![ML Handover Hero](assets/hero.png)

# ML Integration: Data Factory Flow 🤖

This notebook demonstrates how to use `synth-pdb` as a high-speed data factory for Training Protein AI models. 

We leverage the `BatchedGenerator` to produce thousands of structures in milliseconds and feed them directly into **PyTorch** and **JAX** with **Zero-Copy** memory handover.

### The Data Factory Workflow
Traditional structural bio tools are optimized for single-file PDB processing. `synth-pdb` is optimized for **tensor throughput**.

![Protein Data Factory Workflow](assets/workflow.png)


In [None]:
# @title Setup & Installation (Run if on Colab) { display-mode: "form" }
import os
import sys

if 'google.colab' in str(get_ipython()):
    print("Running on Google Colab. Installing dependencies...")
    !pip install biotite numba
    
    if not os.path.exists('synth-pdb'):
        !git clone https://github.com/elkins-lab/synth-pdb.git
    
    sys.path.append(os.path.abspath('synth-pdb'))
    print("Setup Complete.")
else:
    print("Running locally. Ensure synth_pdb is in your python path.")

In [None]:
import numpy as np
import time
import matplotlib.pyplot as plt
from synth_pdb.batch_generator import BatchedGenerator

print("Libraries Loaded.")

## 1. High-Speed Generation
We'll generate a batch of 1,000 peptides of length 50. In a traditional serial loop, this would take significant time. In `synth-pdb`, it's a single matrix operation.

In [None]:
# Construct a clean sequence of 49 residues
residues = ["ALA", "GLY", "SER", "LEU", "VAL", "ILE", "MET"] * 7
sequence = "-".join(residues)
n_batch = 1000

generator = BatchedGenerator(sequence, n_batch=n_batch, full_atom=False)

start = time.time()
batch = generator.generate_batch(drift=5.0)
print(f"Generated {n_batch} structures.")

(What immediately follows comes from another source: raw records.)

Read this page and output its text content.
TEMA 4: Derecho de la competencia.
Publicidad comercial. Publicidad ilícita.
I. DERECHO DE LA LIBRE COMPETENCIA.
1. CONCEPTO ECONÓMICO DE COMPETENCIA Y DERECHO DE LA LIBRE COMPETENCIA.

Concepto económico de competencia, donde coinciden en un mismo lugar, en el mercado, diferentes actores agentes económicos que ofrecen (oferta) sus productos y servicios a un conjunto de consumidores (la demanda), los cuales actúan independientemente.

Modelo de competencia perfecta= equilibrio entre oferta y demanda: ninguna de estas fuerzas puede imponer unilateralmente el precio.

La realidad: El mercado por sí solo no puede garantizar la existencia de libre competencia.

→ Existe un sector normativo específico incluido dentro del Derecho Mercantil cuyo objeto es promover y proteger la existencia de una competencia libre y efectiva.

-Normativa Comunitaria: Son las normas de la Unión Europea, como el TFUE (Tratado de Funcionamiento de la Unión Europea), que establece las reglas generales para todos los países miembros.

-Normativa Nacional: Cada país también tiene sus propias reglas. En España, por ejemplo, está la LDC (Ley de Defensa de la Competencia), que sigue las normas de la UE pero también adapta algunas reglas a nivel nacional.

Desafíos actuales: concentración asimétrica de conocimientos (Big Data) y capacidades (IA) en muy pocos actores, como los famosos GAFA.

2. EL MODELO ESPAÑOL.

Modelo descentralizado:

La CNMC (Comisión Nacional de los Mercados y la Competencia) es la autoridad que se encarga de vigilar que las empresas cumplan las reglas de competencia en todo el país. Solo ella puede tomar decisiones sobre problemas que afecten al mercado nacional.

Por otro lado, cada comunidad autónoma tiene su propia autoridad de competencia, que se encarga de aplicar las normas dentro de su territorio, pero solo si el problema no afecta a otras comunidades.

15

### Benchmark: Serial vs. Batched Generation
Why use `BatchedGenerator`? Below we compare the time to generate 1000 structures one-by-one vs. generating them in a single batch.

In [None]:
from synth_pdb.generator import generate_pdb_content

def run_benchmark(n=100):
    # 1. Traditional Serial Generation
    # We generate structures one-by-one, including building the PDB string.
    # This is how most traditional bio scripts work.
    start_serial = time.time()
    for _ in range(n):
        _ = generate_pdb_content(sequence_str=sequence, minimize_energy=False)
    serial_dt = time.time() - start_serial
    
    # 2. Batched Generation
    # We generate the entire batch at once using vectorized NumPy math.
    start_batched = time.time()
    _ = generator.generate_batch(drift=1.0)
    batched_dt = time.time() - start_batched
    
    return serial_dt, batched_dt

# We run for a smaller subset to keep the notebook responsive
n_test = 100
s_time, b_time = run_benchmark(n_test)

# Scale to show the cost per 1k structures
s_1k = s_time * (1000/n_test)
b_1k = b_time * (1000/n_batch) if n_batch > 0 else b_time # Already generated 1k in previous cell

plt.figure(figsize=(8, 4))
bars = plt.bar(["Traditional Serial", "synth-pdb Batched"], [s_1k, b_time], color=["#ff9999", "#667eea"])
plt.ylabel("Seconds per 1,000 Structures")
plt.title(f"Real-World Performance Comparison")
plt.grid(axis="y", linestyle="--", alpha=0.7)

for bar in bars:
    yval = bar.get_height()
    plt.text(bar.get_x() + bar.get_width()/2, yval + (s_1k*0.02), f"{yval:.3f}s", ha="center", va="bottom", fontweight="bold")

plt.show()

print(f"Vectorization Speedup: {s_1k / b_time:.1f}x")
print(f"Theoretical throughput: {1000/b_time:.0f} structures/sec")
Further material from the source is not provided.